Coco no quiso implantar esta analogía, pero de que trascendió, trascendió. Y la frase del magnate griego Aristóteles Onassis a finales de los setentas, así lo deja ver: “Para lograr el éxito es necesario mantener un aspecto bronceado, vivir en un edificio elegante, aunque sea en el sótano, dejarse ver en los restaurantes de moda, aunque sólo se tome una copa, y si se pide prestado, se debe pedir mucho”.

Además de dar distinción, el bronceado da belleza. Cuando la piel coge el color marrón, se camuflan todas las imperfecciones, ya no se notan las estrías, la celulitis y la flacidez, y la piel aparenta tener más tonicidad. Otro de los beneficios es que hace lucir más delgada. Es como vestir un enterizo negro. No quitará kilos, pero como ilusión óptica, funciona. Por último, resalta la sonrisa y el brillo de los ojos haciendo que parezcan más claros.

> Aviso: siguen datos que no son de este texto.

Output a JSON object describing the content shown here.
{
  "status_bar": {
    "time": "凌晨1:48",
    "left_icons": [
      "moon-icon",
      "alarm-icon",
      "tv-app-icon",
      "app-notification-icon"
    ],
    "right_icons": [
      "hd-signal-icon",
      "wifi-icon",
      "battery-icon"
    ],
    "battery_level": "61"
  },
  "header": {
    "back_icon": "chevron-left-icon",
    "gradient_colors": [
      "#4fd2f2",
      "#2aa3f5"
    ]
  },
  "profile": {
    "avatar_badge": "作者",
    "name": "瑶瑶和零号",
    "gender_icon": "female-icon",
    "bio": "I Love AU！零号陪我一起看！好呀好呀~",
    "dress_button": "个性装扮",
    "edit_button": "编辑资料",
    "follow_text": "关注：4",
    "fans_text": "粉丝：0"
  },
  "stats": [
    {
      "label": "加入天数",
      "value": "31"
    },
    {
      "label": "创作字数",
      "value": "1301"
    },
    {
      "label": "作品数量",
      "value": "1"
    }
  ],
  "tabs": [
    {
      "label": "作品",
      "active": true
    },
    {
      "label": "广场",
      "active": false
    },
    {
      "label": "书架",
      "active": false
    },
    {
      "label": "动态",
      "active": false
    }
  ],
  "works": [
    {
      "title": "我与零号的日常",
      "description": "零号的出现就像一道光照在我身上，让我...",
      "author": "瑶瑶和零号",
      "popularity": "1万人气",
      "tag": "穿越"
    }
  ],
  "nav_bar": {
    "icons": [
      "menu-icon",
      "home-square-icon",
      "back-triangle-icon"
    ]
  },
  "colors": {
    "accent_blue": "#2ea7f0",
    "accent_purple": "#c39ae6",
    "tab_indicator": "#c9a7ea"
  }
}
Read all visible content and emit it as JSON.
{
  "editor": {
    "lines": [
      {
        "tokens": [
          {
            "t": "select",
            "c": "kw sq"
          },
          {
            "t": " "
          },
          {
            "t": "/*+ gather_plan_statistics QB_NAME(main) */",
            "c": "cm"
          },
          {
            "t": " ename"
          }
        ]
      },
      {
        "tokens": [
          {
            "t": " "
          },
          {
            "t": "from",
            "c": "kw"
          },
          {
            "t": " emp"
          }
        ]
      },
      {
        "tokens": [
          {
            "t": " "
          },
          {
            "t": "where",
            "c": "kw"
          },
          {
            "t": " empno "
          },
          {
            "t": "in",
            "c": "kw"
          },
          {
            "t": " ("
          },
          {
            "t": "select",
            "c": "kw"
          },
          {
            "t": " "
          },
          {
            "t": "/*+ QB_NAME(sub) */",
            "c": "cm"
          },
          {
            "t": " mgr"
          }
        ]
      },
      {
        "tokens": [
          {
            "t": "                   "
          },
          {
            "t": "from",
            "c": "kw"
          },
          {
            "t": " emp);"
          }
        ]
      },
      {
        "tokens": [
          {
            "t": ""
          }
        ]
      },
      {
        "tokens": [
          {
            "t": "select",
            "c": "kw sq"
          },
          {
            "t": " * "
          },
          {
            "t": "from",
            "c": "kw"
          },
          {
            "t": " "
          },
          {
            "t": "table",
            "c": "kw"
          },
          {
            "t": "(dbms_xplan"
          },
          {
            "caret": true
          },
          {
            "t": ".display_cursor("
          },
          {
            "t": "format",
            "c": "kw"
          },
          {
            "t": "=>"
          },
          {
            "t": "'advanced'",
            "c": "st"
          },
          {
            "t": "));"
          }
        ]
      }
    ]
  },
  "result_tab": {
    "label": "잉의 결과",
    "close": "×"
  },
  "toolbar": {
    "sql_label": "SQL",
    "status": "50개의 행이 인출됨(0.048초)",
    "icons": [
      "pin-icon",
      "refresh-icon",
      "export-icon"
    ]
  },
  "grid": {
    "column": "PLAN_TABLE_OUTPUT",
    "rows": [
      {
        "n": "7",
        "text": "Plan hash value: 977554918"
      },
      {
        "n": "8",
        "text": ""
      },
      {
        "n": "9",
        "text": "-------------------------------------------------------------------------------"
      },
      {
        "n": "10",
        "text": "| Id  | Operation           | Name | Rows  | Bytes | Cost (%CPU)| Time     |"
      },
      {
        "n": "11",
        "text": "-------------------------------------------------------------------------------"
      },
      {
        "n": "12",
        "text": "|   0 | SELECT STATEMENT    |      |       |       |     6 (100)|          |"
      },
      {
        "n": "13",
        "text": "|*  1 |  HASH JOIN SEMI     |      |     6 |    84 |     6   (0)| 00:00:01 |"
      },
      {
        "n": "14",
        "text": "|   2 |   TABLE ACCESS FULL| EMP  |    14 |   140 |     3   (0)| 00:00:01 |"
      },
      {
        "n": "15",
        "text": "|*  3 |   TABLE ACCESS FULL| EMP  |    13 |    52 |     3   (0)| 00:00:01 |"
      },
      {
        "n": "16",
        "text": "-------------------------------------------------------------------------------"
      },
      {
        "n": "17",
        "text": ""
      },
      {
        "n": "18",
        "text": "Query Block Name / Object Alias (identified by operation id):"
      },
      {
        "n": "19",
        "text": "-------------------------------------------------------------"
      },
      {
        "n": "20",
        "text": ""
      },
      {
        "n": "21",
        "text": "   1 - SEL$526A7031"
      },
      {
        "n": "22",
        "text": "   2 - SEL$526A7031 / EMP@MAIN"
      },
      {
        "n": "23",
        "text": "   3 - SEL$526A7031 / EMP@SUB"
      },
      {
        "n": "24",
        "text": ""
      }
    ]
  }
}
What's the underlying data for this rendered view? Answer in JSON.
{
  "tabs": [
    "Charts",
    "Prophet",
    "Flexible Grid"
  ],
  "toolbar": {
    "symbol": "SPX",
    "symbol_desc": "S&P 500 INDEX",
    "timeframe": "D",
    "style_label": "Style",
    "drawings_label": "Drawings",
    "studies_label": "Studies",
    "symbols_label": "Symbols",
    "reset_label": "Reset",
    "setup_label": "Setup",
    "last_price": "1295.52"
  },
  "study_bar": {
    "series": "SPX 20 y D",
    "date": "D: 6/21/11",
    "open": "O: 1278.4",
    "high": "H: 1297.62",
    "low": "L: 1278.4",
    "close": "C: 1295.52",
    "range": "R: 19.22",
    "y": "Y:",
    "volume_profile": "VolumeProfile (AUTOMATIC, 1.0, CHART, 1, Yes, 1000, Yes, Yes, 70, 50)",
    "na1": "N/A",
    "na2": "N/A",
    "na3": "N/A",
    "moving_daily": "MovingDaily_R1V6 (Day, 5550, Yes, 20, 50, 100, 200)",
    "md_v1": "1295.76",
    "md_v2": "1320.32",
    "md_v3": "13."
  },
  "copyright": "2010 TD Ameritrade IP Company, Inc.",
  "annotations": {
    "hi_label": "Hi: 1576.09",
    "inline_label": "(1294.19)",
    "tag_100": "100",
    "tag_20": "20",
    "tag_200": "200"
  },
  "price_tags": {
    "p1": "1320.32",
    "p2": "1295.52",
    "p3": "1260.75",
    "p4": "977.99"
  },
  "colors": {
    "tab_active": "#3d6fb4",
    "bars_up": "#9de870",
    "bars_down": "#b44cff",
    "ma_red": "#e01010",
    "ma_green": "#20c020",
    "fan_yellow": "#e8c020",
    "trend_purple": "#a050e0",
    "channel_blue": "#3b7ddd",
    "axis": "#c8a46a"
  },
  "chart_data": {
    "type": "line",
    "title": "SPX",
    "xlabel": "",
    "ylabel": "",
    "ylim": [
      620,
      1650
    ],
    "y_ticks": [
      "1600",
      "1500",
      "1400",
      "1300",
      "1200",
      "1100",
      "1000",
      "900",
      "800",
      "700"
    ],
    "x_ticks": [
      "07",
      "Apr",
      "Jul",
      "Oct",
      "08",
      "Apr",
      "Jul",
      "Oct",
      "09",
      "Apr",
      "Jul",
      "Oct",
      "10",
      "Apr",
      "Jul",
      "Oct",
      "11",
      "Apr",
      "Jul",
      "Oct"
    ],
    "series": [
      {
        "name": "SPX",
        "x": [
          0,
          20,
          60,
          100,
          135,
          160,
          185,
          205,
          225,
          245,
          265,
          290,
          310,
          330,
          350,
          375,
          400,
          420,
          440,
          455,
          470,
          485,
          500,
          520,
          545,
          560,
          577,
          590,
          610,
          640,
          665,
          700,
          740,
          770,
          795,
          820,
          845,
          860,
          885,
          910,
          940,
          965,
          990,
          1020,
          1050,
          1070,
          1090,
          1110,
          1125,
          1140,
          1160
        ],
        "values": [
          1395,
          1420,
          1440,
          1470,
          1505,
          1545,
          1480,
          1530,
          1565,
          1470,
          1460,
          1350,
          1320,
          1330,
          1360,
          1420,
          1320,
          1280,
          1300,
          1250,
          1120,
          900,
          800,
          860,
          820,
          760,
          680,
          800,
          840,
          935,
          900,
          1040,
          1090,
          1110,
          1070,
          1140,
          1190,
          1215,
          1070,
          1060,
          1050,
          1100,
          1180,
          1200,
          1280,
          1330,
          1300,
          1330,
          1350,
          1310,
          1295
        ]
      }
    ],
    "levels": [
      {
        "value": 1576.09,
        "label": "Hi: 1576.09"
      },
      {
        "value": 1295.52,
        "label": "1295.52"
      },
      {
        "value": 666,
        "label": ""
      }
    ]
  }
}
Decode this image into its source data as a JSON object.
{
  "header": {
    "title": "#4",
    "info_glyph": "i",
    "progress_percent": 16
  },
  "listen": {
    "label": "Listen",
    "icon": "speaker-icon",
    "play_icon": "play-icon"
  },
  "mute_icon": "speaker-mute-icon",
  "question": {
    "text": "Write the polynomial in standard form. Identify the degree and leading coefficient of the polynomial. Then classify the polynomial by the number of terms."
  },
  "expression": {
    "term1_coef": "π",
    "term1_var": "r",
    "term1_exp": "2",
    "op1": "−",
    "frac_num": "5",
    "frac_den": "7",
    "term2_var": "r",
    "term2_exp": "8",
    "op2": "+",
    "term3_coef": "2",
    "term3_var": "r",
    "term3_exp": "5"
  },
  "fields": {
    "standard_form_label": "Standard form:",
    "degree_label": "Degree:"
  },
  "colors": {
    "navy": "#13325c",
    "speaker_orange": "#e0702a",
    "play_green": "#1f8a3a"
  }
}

Las maestras en este arte de seducción fueron Farrah Fawcett y Bo Derek, quienes en los setentas y ochentas respectivamente, se convirtieron en íconos de belleza al mostrar sus provocativos cuerpos bronceados. El famoso póster de Farrah con la ropa de baño roja, y la escena de Bo corriendo por la playa en la película ’10, la mujer perfecta’, no habrian sido las mismas si ambas hubieran lucido tan níveas como la Dama de las Camelias. (Estefanny Jackson)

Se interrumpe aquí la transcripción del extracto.